The study develops and demonstrates a combined IMOR and QQR framework for effective nonlinear flow control in the fluidic pinball, a complex benchmark problem.

Findings

QR controller stabilizes wake at Re_D=50 where linear control fails

QR controller reduces vortex shedding and drag more effectively

QR controller achieves faster stabilization at Re_D=30

Abstract

The fluidic pinball presents a significant benchmark for nonlinear flow control, managing the complex interactions of three cylinder wakes. This study addresses the stabilization of the fluidic pinball to its unstable steady-state solution using a model-based nonlinear feedback strategy. We propose a framework that combines interpolatory model order reduction (IMOR) with the quadratic-quadratic regulator (QQR), a feedback control methodology that is specifically suited to the quadratic nonlinearity of the Navier-Stokes equations. A finite element model (FEM) of the problem coupled with IMOR is used to produce a reduced-order model (ROM) that accurately represents the input-output dynamics of the actuated wake.

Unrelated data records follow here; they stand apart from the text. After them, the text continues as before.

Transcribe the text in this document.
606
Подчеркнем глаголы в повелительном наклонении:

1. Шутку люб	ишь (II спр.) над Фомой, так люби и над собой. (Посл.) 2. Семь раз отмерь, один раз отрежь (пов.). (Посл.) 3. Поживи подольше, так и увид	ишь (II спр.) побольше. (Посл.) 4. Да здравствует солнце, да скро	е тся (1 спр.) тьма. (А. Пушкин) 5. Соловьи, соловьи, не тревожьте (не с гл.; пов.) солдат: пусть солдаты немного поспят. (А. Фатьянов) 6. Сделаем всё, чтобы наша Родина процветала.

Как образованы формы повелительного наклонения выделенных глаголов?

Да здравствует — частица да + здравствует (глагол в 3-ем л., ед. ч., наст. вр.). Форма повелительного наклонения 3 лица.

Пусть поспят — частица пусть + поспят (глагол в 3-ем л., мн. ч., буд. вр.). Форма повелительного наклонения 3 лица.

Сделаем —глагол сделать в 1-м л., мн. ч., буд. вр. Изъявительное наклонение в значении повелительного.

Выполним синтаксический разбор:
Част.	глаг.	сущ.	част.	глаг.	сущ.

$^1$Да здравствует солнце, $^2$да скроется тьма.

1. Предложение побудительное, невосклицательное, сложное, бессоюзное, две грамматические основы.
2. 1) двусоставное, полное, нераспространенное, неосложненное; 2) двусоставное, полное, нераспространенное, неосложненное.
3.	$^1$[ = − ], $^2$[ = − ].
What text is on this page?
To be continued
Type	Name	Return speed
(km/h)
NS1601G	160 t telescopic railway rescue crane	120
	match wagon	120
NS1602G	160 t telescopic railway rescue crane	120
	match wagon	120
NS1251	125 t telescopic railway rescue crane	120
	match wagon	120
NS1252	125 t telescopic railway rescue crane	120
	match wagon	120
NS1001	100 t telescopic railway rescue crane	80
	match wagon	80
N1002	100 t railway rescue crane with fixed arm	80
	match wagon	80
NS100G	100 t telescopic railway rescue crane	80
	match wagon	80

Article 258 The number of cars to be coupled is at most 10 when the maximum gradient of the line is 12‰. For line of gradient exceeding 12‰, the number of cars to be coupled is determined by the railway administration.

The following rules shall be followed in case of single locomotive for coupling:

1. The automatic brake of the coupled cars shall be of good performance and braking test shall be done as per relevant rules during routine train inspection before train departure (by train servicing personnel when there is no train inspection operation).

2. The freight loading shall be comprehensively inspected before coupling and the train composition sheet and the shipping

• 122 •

The performance of the QQR control is evaluated against the traditional linear feedback control for two different Reynolds numbers, $Re_D = 30$ and $Re_D = 50$. At $Re_D = 30$, the QQR controller is able to stabilize the wake and reaches the desired performance criteria 40.1\% faster than using a linear feedback controller. More significantly, at $Re_D = 50$, the QQR controller successfully stabilizes the wake, whereas the linear controller fails to overcome the nonlinearity of the flow. The QQR control effectively suppresses vortex shedding, resulting in the elimination of lift oscillations and a reduction in the drag coefficient. These results demonstrate that the IMOR-QQR framework provides an effective model-based control strategy that can manage nonlinear hydrodynamic instabilities in such complex wake flows.